= Super seeder =

A super seeder is , towed behind a tractor, that sows (plants) especially wheat seeds in rows directly without any prior seedbed preparation. It is operated with the PTO of the tractor and is connected to it with three-point linkage. The Super Seeder is an advanced agricultural machine than Happy seeder, engineered to revolutionize traditional farming methods. It offers an efficient, time-saving solution, allowing farmers to sow wheat seeds directly after rice harvest without the need for prior stubble burning, thereby contributing significantly to environmental preservation.

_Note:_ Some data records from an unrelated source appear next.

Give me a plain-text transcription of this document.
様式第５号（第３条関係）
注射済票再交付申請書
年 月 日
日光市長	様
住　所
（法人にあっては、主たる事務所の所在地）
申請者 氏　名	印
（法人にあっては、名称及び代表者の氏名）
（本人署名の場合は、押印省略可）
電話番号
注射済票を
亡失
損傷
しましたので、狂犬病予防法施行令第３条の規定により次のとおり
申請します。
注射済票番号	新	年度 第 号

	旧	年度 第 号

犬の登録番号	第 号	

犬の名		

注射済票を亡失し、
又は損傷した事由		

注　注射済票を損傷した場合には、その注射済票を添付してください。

It is mostly used to sow wheat seeds after the paddy harvest in North Indian states.

== Importance in stubble burning management ==
Traditional wheat farming involves a series of steps such as clearing the harvested paddy fields by burning the leftover stubble, tilling the soil, and then sowing the seeds. This process is not only time-consuming and labor-intensive but also environmentally harmful. Stubble burning contributes to air pollution, exacerbating climate change effects and posing health risks to local communities. The Super Seeder eliminates these adverse effects by providing an integrated solution for planting wheat seeds. This machine cuts and uproots the paddy straw, sows the wheat seeds, and deposits the straw over the sown area as mulch in a single pass. Various Workshops are also organised by state agricultural universities for awareness regarding Importance of super seeder in Stubble Burning Management.